The present invention is not limited to the above embodiment. The above-mentioned embodiment is an exemplification, has substantially the same configuration as the technical idea described in the scope of the claims of the present invention, and has any similar effect to the present invention. It is included in the technical scope of the invention.

For example, in the above embodiment, the example in which RS is provided on the input stage side of the non-latch type SQUID gate has been described, but the present invention is not limited to this, and RO may be provided.

[0019]

As described above, according to the present invention having the above-mentioned structure, RO or ROS is a non-latching SQUI.
By magnetically coupling with the D gate, RO or R
It became possible to take out the oscillation output of the OS with a current.

[Brief description of drawings]

FIG. 1 is an equivalent circuit diagram showing a configuration of an SQUID device according to an embodiment of the present invention.

FIG. 2 is a diagram showing an operation of the SQUID device shown in FIG.

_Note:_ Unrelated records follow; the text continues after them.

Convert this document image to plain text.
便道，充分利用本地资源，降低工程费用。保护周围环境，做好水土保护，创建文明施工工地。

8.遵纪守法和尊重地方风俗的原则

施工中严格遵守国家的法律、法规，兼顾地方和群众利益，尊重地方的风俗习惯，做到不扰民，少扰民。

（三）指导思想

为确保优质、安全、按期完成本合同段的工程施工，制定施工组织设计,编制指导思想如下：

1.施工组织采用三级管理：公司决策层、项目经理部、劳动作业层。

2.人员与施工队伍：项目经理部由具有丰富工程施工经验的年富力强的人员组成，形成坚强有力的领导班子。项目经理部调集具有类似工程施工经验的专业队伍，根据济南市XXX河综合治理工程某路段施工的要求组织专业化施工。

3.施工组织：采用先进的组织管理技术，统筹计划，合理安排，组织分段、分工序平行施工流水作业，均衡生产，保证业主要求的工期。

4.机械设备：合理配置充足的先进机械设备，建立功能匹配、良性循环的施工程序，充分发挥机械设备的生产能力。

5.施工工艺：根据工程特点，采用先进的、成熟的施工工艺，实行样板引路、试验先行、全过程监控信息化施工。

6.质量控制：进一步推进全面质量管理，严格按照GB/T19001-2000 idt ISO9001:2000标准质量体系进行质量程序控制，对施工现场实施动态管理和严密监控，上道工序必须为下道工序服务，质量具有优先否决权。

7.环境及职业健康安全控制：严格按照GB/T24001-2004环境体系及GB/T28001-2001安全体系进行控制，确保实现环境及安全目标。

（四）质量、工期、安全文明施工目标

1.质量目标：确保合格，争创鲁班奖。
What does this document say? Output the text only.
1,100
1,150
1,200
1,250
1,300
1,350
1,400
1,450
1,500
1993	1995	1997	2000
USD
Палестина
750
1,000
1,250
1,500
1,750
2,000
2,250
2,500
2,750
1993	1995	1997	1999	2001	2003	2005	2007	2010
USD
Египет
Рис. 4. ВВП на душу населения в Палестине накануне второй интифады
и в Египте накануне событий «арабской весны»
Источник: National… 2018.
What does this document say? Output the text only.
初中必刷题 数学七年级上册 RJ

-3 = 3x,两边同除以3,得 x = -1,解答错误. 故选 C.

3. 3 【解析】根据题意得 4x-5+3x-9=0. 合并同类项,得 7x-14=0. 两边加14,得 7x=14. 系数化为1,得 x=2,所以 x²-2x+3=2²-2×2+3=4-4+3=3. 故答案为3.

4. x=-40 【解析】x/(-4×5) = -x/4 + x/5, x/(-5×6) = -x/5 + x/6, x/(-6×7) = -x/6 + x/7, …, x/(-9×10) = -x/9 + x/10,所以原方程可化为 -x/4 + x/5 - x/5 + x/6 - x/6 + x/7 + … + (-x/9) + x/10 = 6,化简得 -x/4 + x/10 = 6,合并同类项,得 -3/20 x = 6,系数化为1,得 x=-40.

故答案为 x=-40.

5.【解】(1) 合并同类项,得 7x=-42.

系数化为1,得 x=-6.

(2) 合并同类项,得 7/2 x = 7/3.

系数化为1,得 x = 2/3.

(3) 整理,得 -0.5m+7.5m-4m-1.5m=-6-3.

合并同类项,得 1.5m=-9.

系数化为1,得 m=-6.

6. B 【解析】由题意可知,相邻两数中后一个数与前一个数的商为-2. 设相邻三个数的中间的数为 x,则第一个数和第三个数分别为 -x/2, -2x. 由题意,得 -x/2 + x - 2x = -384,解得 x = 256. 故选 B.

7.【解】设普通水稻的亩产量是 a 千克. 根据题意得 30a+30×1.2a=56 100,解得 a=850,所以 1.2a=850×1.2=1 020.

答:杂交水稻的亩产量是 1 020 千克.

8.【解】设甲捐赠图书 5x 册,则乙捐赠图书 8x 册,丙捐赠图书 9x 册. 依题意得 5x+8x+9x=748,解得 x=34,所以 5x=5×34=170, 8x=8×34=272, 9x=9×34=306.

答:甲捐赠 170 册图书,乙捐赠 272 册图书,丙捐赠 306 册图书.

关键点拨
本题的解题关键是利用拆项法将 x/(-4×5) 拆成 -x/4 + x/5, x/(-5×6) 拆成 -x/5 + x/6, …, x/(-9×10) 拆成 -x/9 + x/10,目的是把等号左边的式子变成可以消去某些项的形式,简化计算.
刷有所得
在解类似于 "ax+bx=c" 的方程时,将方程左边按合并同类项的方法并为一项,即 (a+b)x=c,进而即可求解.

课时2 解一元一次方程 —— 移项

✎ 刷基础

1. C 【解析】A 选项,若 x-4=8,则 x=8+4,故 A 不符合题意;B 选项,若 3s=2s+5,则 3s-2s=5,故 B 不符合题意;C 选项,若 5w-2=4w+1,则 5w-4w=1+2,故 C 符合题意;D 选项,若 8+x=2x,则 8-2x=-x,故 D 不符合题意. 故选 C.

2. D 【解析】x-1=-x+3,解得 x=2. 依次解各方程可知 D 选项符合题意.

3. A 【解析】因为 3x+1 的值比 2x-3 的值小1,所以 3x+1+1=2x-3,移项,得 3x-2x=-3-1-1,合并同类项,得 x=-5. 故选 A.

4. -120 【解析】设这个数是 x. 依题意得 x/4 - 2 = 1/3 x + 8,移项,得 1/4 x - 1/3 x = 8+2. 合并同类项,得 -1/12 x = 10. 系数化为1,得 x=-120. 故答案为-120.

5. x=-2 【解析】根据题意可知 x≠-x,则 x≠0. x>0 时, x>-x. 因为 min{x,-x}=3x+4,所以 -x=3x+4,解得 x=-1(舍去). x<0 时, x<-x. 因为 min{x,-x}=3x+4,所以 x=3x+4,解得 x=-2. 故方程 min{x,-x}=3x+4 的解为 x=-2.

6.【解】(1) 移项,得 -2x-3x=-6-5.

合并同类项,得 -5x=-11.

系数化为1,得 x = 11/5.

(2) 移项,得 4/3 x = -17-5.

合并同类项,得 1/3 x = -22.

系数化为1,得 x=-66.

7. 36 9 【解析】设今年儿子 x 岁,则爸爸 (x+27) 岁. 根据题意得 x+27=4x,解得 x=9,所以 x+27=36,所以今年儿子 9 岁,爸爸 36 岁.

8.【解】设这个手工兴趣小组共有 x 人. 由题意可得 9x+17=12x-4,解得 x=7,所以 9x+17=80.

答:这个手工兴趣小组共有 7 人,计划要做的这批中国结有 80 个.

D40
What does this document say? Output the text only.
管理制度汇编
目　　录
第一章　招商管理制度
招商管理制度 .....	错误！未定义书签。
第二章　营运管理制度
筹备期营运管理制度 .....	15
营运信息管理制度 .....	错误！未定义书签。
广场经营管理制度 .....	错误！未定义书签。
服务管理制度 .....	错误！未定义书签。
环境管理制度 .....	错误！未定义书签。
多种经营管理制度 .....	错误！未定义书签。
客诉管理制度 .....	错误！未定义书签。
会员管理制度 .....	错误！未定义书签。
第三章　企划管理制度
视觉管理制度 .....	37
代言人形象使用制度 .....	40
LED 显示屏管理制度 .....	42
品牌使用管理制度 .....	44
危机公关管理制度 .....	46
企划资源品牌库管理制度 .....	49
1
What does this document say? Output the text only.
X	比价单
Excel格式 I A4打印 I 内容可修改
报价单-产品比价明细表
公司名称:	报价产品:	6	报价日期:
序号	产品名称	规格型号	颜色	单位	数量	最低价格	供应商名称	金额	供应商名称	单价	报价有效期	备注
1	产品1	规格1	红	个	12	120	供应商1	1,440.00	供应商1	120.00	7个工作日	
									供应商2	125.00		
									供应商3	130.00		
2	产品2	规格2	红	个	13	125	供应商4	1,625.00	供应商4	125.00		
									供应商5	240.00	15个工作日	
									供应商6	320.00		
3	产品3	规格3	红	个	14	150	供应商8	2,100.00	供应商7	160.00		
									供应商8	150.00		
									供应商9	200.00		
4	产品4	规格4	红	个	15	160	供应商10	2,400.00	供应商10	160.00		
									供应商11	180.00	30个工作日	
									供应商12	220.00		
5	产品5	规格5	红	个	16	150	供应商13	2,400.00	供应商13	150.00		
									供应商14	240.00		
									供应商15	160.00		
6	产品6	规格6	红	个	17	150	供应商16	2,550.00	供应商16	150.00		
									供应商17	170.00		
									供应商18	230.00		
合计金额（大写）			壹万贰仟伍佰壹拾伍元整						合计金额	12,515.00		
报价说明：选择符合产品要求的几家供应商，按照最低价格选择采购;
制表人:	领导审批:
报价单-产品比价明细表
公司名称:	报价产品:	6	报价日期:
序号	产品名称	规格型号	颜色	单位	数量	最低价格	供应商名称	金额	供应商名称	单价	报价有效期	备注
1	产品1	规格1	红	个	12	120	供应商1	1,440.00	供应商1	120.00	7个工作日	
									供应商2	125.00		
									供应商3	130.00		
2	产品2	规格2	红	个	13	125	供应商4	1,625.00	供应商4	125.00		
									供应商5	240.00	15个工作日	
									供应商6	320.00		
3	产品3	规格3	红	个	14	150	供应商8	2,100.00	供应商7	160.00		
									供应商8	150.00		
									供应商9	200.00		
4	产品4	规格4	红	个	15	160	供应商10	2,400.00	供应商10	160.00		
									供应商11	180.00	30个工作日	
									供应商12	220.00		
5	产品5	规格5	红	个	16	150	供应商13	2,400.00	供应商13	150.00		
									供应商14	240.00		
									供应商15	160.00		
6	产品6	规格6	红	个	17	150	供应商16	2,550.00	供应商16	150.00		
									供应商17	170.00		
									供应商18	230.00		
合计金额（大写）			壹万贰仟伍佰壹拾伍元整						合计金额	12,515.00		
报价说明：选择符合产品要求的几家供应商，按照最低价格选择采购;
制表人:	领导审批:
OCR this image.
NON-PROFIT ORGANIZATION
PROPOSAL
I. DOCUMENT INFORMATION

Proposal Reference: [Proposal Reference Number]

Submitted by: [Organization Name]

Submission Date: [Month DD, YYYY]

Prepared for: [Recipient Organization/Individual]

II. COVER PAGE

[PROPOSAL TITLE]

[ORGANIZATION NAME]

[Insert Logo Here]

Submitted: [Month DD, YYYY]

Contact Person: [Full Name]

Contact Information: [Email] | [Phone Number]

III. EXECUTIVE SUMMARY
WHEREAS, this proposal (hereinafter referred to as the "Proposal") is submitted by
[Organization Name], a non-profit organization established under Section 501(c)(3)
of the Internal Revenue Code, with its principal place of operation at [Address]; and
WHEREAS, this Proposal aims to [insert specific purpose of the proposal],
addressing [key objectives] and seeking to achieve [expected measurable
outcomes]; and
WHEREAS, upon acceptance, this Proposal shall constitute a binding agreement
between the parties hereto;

FIG. 3 is an equivalent circuit diagram showing a configuration of a conventional relaxation oscillator.

FIG. 4 is an equivalent circuit diagram showing a configuration of a conventional relaxation oscillation type SQUID.

[Explanation of symbols]

 Ls shunt inductance Rs shunt resistance

Claims (2)

[Claims] 1. A SQUID comprising: a relaxation oscillator circuit having one Josephson junction, a shunt inductor, and a shunt resistor; and a non-latching SQUID gate having an SQUID loop having two Josephson junctions and a load resistor. An SQUID device, wherein the shunt inductor and the SQUID loop are magnetically coupled. 2. A relaxation oscillation type SQUID having a first SQUID loop having two Josephson junctions, a shunt inductor and a shunt resistance, and a second SQUID loop having two Josephson junctions and a load resistance. An SQUID device comprising a non-latching SQUID gate, wherein the shunt inductor and the second SQUID loop are magnetically coupled.